Deutsch-Ostafrika war mit fast einer Million Quadratkilometer fast doppelt so groß wie das Deutsche Kaiserreich. Diese große Landmasse, die sich über die heutigen Staaten Tansania, Burundi und Ruanda erstreckt, gilt als eine der artenreichsten Regionen der Welt, was sowohl die Tier- als auch die Pflanzenwelt betrifft. Mit der Errichtung der Kolonie gingen wirtschaftliche Ziele und Fragen einher, zum Beispiel, wie die Kolonie dem Kaiserreich wirtschaftlich nutzen konnte. Diese Sicht auf die Kolonie verrät den Besitzanspruch, der mit der Kolonisierung einherging. So wurde beispielsweise der Kilimandscharo, 1889 von Hans Meyer bestiegen, als der „höchste Berg Deutschlands“ bezeichnet. Diese Aussage ist ein gutes Beispiel, um zu verdeutlichen, wie die zeitgenössische Sicht auf die kolonialen Gebiete funktionierte: Die Landschaft wurde als eine Erweiterung des deutschen Staatsgebietes betrachtet. Diese Sicht bezog sich voranging auf die Landschaft und die Pflanzen- und Tierwelt, nicht jedoch auf die Lokalbevölkerung, die dort schon seit Generationen lebte. Dasselbe lässt sich für andere Kolonialmächte beobachten, die übrigens allesamt in Fragen des Natur- und Tierschutzes sehr gut vernetzt waren. So gab es zahlreiche internationale Konferenzen, die sich zum Beispiel mit der afrikanischen Tierwelt beschäftigten.

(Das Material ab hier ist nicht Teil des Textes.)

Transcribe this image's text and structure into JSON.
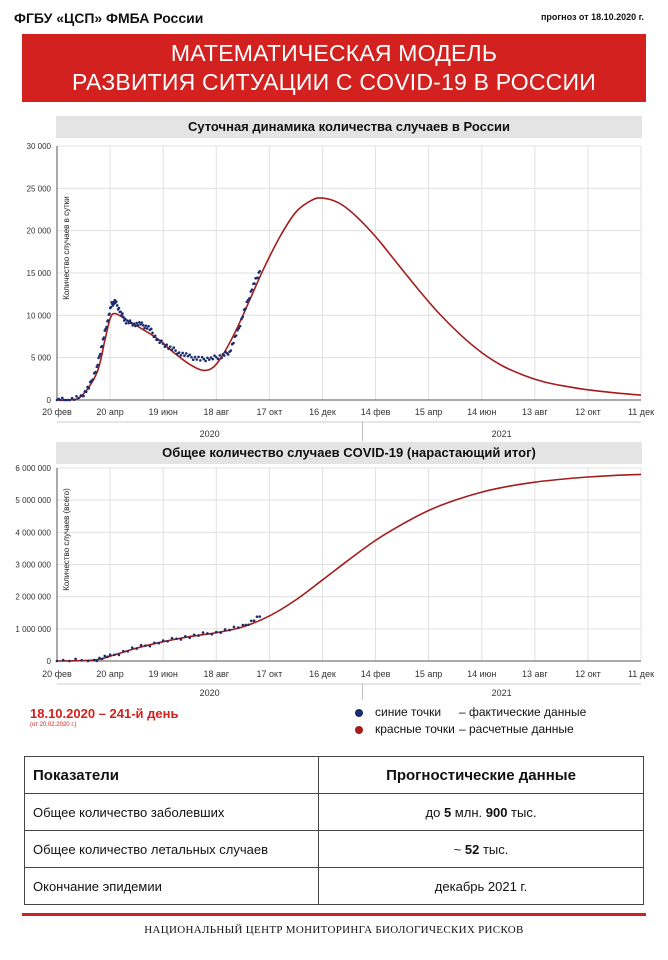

Da die wirtschaftliche Nutzung dieser neuen Landschaften eines der Hauptziele der Kolonisierung war, überrascht es nicht, dass Fragen des Naturschutzes vor allem unter ökonomischen Gesichtspunkten diskutiert wurden. Dabei stellt sich hier die Frage, wovor die Natur geschützt oder auch für wen sie geschützt werden sollte. Ein Forscher, der sich besonders für den Naturschutz und insbesondere für den Waldschutz in den Kolonien einsetzte, war der Botaniker und Forstwissenschaftler Moritz Büsgen, nach welchem das Büsgen-Institut der Universität Göttingen am Nordcampus benannt wurde. Büsgen beschäftigte sich unter anderem mit der Frage nach der richtigen — und das heißt für ihn, ökonomisch sinnvollen — Nutzung der Wälder in den Kolonien. Für ihn stand fest, dass der seit Jahrzehnten übliche Umgang mit dem Wald in den Kolonien falsch sei – nicht zuletzt, weil die Einheimischen diesen für die Beschaffung alltäglicher Dinge (Brennholz, Kanu- und Hüttenbau) nutzten.  Mehr noch, dieser Umgang stellte laut Büsgen eine regelrechte Gefahr sowohl für den Fortbestand des Waldes als auch, insbesondere wegen seines ökonomischen Wertes, für die Kolonialherren dar. Schließlich erschwerte eine solche Nutzung den dortigen Anbau von Kulturpflanzen.

Diese nicht nur von Büsgen, sondern von vielen europäischen Forstwissenschaftlern geteilte Ansicht ist eine koloniale Sichtweise und zwar gleich in mehrerer Hinsicht. Zum einen wird der Lokalbevölkerung vorgeworfen, dass ihre wirtschaftlichen Bedürfnisse den Wald in Gefahr brächten und ihre Methoden somit rein zerstörerische Auswirkungen hätten. Damit wird unterstellt, dass die Einheimischen unfähig seien, den Wald „richtig“ zu nutzen, da es eben nur eine – nämlich die europäische – Weise gäbe, die wirtschaftlich gewinnbringend sei.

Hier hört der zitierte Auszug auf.